Enough. Enough of this. It's hurting.
I'd rather think about the first time I went to Sunderland not to watch United. In the summer of 2006, a close friend was offered a trial at the club. A Spaniard, he had a choice of Southampton, Hearts or Sunderland and asked me for an opinion. I told him that Sunderland were by far the biggest of the three.
Arnau Riera went to Sunderland, immediately impressed the manager, Niall Quinn, and was offered a three year professional contract on 3000 pounds per week.
He knew nobody and asked me to go and help him so I caught a train to the northeast and enjoyed his observations and bafflement about obscure aspects of English culture, including questions like "what is a sausage roll?"
He was staying in a hotel overlooking the sea and signed his contract on the day Sunderland were at home to Plymouth Argyle. I told him that when news of his signing broke, his anonymity would be lost in the city he now called home and that he should enjoy while it briefly lasted and try and understand what football meant to the people of the city.
We walked to the Stadium of Light and sat among Sunderland's most vocal fans by the away end. He had gone from being Lionel Messi's captain at Barcelona B to hearing Sunderland fans sing 'Wise Men Say'. We heard people talking excitedly about the "new signing from Barcelona". Nobody recognised him.
Sunderland lost and were bottom of England's second tier; Plymouth's madcap manager Ian Holloway told the media that he would buy every travelling fan a pint in the pub and was true to his word.
We walked back through the terraced streets around Roker after the game and stopped in a working men's pub, where fans were cursing the poor state of their team and the taps pouring bitter were the busiest. By a table near the door, four middled-aged men talked in the mood which afflicts most football fans: dejection.
The men opined how the boy from Barcelona would bring much needed quality. They'd heard good things; people often do about new signings they know little about.
"They're talking about you," I said to Arnau. He stood up, walked to the table and introduced himself, explaining that it was an honour to sign for Sunderland and that he would do his best for the club.
It was a wonderful, surreal, moment. The men found him a seat, talked football and wished him well. They handed him their phone numbers and said they'd do anything to make him feel at home in their city.
Four days later Arnau made his debut, when he came on at Southend and won the man of the match award (the sponsors' bottle of champagne was the only foodstuff in his kitchen for a while).
He went to receive the applause of the 2000 travelling fans at the end and was unsure whether to throw his shirt into the crowd or not. Another friend in the away end texted me: "Your mate played really well."
In his second game, he was sent off after three minutes following a heavy tackle in the League Cup at Bury. Two days later Roy Keane, a player Manchester United could have done with on Sunday, took charge. He didn't fancy Arnau as a player and didn't play him once. Instead, he brought in his own men and led Sunderland to promotion.

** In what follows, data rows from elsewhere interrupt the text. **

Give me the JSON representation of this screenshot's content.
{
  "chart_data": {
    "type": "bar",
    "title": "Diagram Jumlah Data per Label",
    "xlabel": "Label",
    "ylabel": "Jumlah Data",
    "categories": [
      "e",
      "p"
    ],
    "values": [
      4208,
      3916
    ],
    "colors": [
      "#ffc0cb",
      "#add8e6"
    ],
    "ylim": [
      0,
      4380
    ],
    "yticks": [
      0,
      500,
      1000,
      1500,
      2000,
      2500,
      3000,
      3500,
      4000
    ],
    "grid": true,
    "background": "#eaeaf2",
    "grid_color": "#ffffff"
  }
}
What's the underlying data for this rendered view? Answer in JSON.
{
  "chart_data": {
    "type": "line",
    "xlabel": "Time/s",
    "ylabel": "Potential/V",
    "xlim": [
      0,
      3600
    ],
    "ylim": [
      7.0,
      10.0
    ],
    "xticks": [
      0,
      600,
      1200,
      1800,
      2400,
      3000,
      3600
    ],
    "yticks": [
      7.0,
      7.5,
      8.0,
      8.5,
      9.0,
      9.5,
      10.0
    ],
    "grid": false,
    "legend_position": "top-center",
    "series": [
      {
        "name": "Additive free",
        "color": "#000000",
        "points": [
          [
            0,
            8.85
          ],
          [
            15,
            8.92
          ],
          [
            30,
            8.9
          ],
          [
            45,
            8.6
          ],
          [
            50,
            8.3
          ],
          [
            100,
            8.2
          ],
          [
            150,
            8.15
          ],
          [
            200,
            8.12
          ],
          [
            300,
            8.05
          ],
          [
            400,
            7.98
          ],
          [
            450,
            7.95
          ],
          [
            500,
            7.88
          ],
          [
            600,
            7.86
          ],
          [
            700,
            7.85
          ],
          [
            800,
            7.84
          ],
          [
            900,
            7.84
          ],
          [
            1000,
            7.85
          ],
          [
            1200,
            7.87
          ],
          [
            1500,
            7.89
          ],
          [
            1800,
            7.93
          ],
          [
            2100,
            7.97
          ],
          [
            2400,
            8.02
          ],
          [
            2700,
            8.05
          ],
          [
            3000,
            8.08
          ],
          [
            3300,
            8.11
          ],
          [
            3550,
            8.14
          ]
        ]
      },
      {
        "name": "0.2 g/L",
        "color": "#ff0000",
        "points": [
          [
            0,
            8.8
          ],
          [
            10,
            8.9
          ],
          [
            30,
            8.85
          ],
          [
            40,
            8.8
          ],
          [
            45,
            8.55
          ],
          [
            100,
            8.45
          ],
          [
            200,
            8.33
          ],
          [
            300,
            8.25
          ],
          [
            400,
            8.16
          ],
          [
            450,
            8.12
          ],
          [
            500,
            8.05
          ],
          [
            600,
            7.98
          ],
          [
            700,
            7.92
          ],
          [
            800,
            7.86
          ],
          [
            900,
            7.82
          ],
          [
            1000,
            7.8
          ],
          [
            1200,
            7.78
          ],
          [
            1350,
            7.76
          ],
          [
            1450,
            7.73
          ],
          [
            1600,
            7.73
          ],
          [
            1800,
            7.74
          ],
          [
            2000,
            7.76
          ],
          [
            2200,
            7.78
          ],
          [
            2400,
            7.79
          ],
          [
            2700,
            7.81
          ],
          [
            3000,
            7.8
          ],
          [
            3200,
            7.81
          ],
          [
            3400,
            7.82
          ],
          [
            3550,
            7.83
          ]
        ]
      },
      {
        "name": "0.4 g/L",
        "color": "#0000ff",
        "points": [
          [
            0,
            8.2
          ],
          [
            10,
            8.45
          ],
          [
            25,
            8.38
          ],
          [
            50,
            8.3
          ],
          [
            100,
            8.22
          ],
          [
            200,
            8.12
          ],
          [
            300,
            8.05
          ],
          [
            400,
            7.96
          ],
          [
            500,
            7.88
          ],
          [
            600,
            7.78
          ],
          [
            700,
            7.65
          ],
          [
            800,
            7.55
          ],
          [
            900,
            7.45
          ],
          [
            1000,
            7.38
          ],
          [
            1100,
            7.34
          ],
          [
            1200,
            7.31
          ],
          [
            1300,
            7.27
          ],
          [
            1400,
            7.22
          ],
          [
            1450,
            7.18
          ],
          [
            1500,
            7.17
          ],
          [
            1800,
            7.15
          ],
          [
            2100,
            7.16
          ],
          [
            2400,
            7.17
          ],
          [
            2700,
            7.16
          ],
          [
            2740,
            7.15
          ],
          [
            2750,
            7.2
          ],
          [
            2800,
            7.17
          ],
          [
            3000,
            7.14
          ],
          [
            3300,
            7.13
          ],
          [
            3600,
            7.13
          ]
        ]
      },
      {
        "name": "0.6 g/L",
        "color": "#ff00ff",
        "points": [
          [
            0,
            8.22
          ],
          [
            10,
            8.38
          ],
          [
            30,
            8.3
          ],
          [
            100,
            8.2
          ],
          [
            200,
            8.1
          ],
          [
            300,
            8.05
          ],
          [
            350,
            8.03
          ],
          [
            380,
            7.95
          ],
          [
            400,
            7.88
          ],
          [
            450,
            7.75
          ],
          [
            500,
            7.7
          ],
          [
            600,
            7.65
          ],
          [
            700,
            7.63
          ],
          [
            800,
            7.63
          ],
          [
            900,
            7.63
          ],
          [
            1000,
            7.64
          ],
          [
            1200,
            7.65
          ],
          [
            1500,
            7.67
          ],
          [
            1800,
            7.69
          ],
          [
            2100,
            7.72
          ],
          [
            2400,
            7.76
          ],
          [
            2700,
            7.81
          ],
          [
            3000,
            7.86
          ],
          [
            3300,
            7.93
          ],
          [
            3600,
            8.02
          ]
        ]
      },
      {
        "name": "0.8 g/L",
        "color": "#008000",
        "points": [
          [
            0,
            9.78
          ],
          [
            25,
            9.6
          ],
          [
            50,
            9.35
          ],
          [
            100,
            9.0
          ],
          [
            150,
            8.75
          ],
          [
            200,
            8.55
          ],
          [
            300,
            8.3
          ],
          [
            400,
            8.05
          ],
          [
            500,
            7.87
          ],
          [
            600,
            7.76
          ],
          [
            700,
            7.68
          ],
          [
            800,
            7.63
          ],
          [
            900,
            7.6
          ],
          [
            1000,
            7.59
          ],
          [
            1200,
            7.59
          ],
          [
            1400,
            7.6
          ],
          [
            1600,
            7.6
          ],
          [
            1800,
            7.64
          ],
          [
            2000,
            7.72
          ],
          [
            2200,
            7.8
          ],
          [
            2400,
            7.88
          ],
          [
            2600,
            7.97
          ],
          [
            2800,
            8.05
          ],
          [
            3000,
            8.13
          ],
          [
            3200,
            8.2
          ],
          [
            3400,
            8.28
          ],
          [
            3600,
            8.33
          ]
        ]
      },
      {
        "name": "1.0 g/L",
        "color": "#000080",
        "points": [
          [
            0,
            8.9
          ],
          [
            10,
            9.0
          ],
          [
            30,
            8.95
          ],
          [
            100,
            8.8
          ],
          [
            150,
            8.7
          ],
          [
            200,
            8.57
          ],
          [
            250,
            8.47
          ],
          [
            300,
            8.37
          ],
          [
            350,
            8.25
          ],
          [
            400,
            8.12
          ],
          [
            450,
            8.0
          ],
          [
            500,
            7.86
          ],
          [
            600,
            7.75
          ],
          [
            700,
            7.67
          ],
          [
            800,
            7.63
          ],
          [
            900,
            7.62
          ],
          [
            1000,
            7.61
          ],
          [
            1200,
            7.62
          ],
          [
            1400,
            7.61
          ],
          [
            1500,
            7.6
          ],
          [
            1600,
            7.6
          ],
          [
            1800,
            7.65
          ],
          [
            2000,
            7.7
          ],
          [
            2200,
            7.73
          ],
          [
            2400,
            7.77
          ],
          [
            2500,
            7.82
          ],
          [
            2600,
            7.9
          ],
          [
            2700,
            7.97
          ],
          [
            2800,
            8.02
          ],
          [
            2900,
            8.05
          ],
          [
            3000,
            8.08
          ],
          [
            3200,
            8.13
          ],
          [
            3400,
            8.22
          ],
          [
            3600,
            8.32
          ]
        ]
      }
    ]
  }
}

Sunderland came good just as Manchester United will come good under Louis van Gaal, who said he'd need three months to get things working his way. It looked like three days on the pre-season tour of America.
Arnau? He went on loan to Southend, then Falkirk in the Scottish Premier League before he ruptured both cruciate ligaments in a two-year period. Now 32, he works on reception in a hotel in his native Mallorca.
Football can be the cruellest game and it lends itself to disappointment, as Manchester United fans are finding out at present.